Open face forms and their dual point forms
Face form | Point form | Inherent symmetry |
---|---|---|
Pedion | Single point | [math]\infty[/math]m |
Pinacoid | Line segment through origin | [math]\infty[/math]m /m |
Dihedron | Line segment | mm2 |
Rhombic prism | Rectangle through origin | mmm |
Rhombic pyramid | Rectangle | mm2 |
Trigonal pyramid | Trigon | 3m |
Tetragonal pyramid | Square | 4mm |
Hexagonal pyramid | Hexagon | 6mm |
Ditrigonal pyramid | Truncated trigon | 3m |
Ditetragonal pyramid | Truncated square | 4mm |
Dihexagonal pyramid | Truncated hexagon | 6mm |
Trigonal prism | Trigon through origin | [math]\bar62m[/math] |
Tetragonal prism | Square through origin | 4/mmm |
Hexagonal prism | Hexagon through origin | 6/mmm |
Ditrigonal prism | Truncated trgion through origin | [math]\bar62m[/math] |
Ditetragonal prism | Truncated square through origin | 4/mmm |
Dihexagonal prism | Truncated hexagon | 6/mmm |
Closed face forms and their dual point forms
Face form | Point form | Inherent symmetry |
---|---|---|
Rhombic disphenoid | Rhombic disphenoid | 222 |
Rhombic bipyramid | Rectangular prism | mmm |
Trigonal bipyramid | Trigonal prism | [math]\bar62m[/math] |
Tetragonal bipyramid | Tetragonal prism | 4/mmm |
Hexagonal bipyramid | Hexagonal prism | 6/mmm |
Ditrigonal bipyramid | Edge-truncated trigonal prism | [math]\bar62m[/math] |
Ditetragonal bipyramid | Edge-truncated tetragonal prism | 4/mmm |
Dihexagonal bipyramid | Edge-truncated hexagonal prism | 6/mmm |
Tetragonal disphenoid | Tetragonal disphenoid | [math]\bar42m[/math] |
Rhombohedron | Trigonal antiprism | [math]\bar3m[/math] |
Tetragonal scalenohedron | Tetragonal disphenoid cut off by pinacoid | [math]\bar42m[/math] |
Ditrigonal scalenohedron* | Trigonal antiprism sliced off by pinacoid | [math]\bar3m[/math] |
Tetragonal trapezohedron | Twisted tetragonal antiprism | 422 |
Trigonal trapezohedron | Twisted trigonal antiprism | 32 |
Hexagonal trapezohedron | Twisted hexagonal antiprism | 622 |
Tetartoid or pentagono-tritetrahedron | Snub tetrahedron | 23 |
Pentagon-dodecahedron | Irregular icosahedron | [math]m\bar3[/math] |
Diploid or Didodecahedron | Cube & octahedron & pentagon-dodecahedron | [math]m\bar3[/math] |
Gyroid or Pentagon-trioctahedron | Cube & octahedron & pentagon-trioctahedron | 432 |
Tetrahedron | Tetrahedron | [math]\bar43m[/math] |
Tetragon-tritetrahedron | Cube & two tetrahedra | [math]\bar43m[/math] |
Trigon-tritedrahedron | Tetrahedron truncated by tetrahedron | [math]\bar43m[/math] |
Hexatetrahedron | Cube truncated by two tetrahedra | [math]\bar43m[/math] |
Cube | Ochtaedron | [math]m\bar3m[/math] |
Octahedron | Cube | [math]m\bar3m[/math] |
Rhomb-dodecahedron | Cuboctahedron | [math]m\bar3m[/math] |
Trigonotrioctahedron | Cube truncated by octahedron | [math]m\bar3m[/math] |
Tetragonotrioctahedron | Cube & octahedron & rhomb-dodecahedron | [math]m\bar3m[/math] |
Tetrahexahedron | Octahedron truncated by cube | [math]m\bar3m[/math] |
Hexaoctahedron | Cube truncated by octahedron and by rhomb-dodecahedron | [math]m\bar3m[/math] |
- The special case of ditrigonal scalenohedron where the dihedral angles are 60º is a hexagonal scalenohedron.
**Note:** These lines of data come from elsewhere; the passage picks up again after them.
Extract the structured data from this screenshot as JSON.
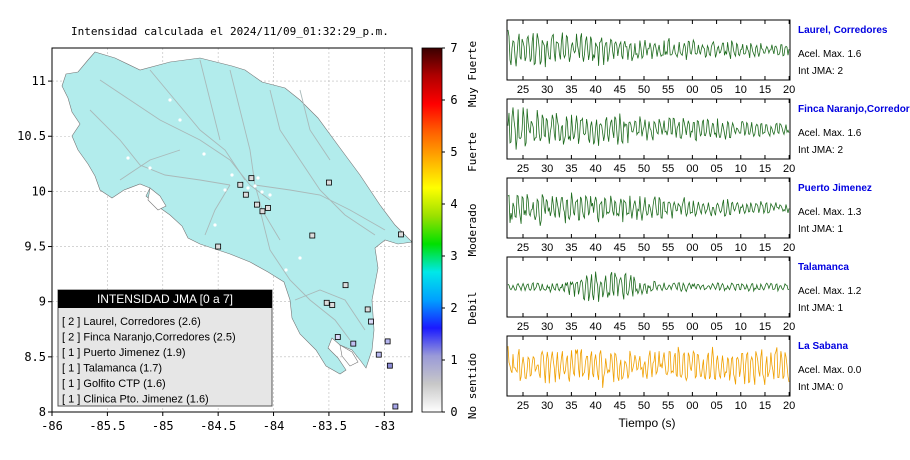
{
  "map": {
    "title": "Intensidad calculada el 2024/11/09_01:32:29_p.m.",
    "x_ticks": [
      "-86",
      "-85.5",
      "-85",
      "-84.5",
      "-84",
      "-83.5",
      "-83"
    ],
    "y_ticks": [
      "11",
      "10.5",
      "10",
      "9.5",
      "9",
      "8.5",
      "8"
    ],
    "xlim": [
      -86,
      -82.75
    ],
    "ylim": [
      8,
      11.3
    ],
    "land_color": "#b2ecec",
    "legend_title": "INTENSIDAD JMA [0 a 7]",
    "legend_items": [
      "[ 2 ]  Laurel, Corredores (2.6)",
      "[ 2 ]  Finca Naranjo,Corredores (2.5)",
      "[ 1 ]  Puerto Jimenez (1.9)",
      "[ 1 ]  Talamanca (1.7)",
      "[ 1 ]  Golfito CTP (1.6)",
      "[ 1 ]  Clinica Pto. Jimenez (1.6)"
    ],
    "stations": [
      {
        "lon": -82.95,
        "lat": 8.42,
        "color": "#8d8dd6"
      },
      {
        "lon": -83.05,
        "lat": 8.52,
        "color": "#b9b9f0"
      },
      {
        "lon": -83.28,
        "lat": 8.62,
        "color": "#c0c0f2"
      },
      {
        "lon": -83.42,
        "lat": 8.68,
        "color": "#d9d9f8"
      },
      {
        "lon": -82.9,
        "lat": 8.05,
        "color": "#a6a6e8"
      },
      {
        "lon": -82.97,
        "lat": 8.64,
        "color": "#b6b6ef"
      },
      {
        "lon": -83.12,
        "lat": 8.82,
        "color": "#d8d8f5"
      },
      {
        "lon": -83.15,
        "lat": 8.93,
        "color": "#dcdcdc"
      },
      {
        "lon": -83.35,
        "lat": 9.15,
        "color": "#dcdcdc"
      },
      {
        "lon": -83.47,
        "lat": 8.97,
        "color": "#dcdcdc"
      },
      {
        "lon": -83.52,
        "lat": 8.99,
        "color": "#dcdcdc"
      },
      {
        "lon": -82.85,
        "lat": 9.61,
        "color": "#dcdcdc"
      },
      {
        "lon": -83.65,
        "lat": 9.6,
        "color": "#dcdcdc"
      },
      {
        "lon": -84.15,
        "lat": 9.88,
        "color": "#dcdcdc"
      },
      {
        "lon": -84.1,
        "lat": 9.82,
        "color": "#dcdcdc"
      },
      {
        "lon": -84.05,
        "lat": 9.85,
        "color": "#dcdcdc"
      },
      {
        "lon": -84.3,
        "lat": 10.06,
        "color": "#dcdcdc"
      },
      {
        "lon": -84.2,
        "lat": 10.12,
        "color": "#dcdcdc"
      },
      {
        "lon": -84.25,
        "lat": 9.97,
        "color": "#dcdcdc"
      },
      {
        "lon": -83.5,
        "lat": 10.08,
        "color": "#dcdcdc"
      },
      {
        "lon": -84.5,
        "lat": 9.5,
        "color": "#dcdcdc"
      }
    ]
  },
  "colorbar": {
    "ticks": [
      "0",
      "1",
      "2",
      "3",
      "4",
      "5",
      "6",
      "7"
    ],
    "labels": [
      "No sentido",
      "Debil",
      "Moderado",
      "Fuerte",
      "Muy Fuerte"
    ],
    "colors": [
      "#ffffff",
      "#c8c8c8",
      "#9a9ad8",
      "#1a1aff",
      "#00a0ff",
      "#00e8e8",
      "#00e000",
      "#9be000",
      "#ffff00",
      "#ffb000",
      "#ff6000",
      "#ff0000",
      "#b00000",
      "#3a0000"
    ]
  },
  "waveforms": {
    "x_axis_label": "Tiempo (s)",
    "x_ticks": [
      "25",
      "30",
      "35",
      "40",
      "45",
      "50",
      "55",
      "00",
      "05",
      "10",
      "15",
      "20"
    ],
    "panels": [
      {
        "station": "Laurel, Corredores",
        "accel": "Acel. Max. 1.6",
        "intensity": "Int JMA: 2",
        "color": "#1e6b1e",
        "amp": 0.8
      },
      {
        "station": "Finca Naranjo,Corredores",
        "accel": "Acel. Max. 1.6",
        "intensity": "Int JMA: 2",
        "color": "#1e6b1e",
        "amp": 0.85
      },
      {
        "station": "Puerto Jimenez",
        "accel": "Acel. Max. 1.3",
        "intensity": "Int JMA: 1",
        "color": "#1e6b1e",
        "amp": 0.75
      },
      {
        "station": "Talamanca",
        "accel": "Acel. Max. 1.2",
        "intensity": "Int JMA: 1",
        "color": "#1e6b1e",
        "amp": 0.7
      },
      {
        "station": "La Sabana",
        "accel": "Acel. Max. 0.0",
        "intensity": "Int JMA: 0",
        "color": "#f0a000",
        "amp": 0.85
      }
    ]
  }
}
Note: the disphenoids are sometimes improperly called "tetrahedra"
Discussion
Some texts show 48 forms instead of 47 because the dihedron is separated into sphenoid and dome depending on the handedness of the faces. This is however inconsistent and has been repeatedly criticized, because such a splitting has to be applied to all the forms (leading to 130 affine forms), or to none (47 geometric forms).
See also
- Chapter 3.2 in the International Tables for Crystallography, Volume A, 6^{th} edition
- A.K. Boldyrev, Am. Mineral. 21 (1936) 731-734 (rejection of the dihedron splitting)
- J.D.H. Donnay and H. Takeda, Mineral. J. 4 (1965) 291-298 (rejection of the dihedron splitting)
- M. Nespolo, J. Appl. Crystallogr. 48 (2015) 1290-1298 (47 geometric vs. 130 affine forms).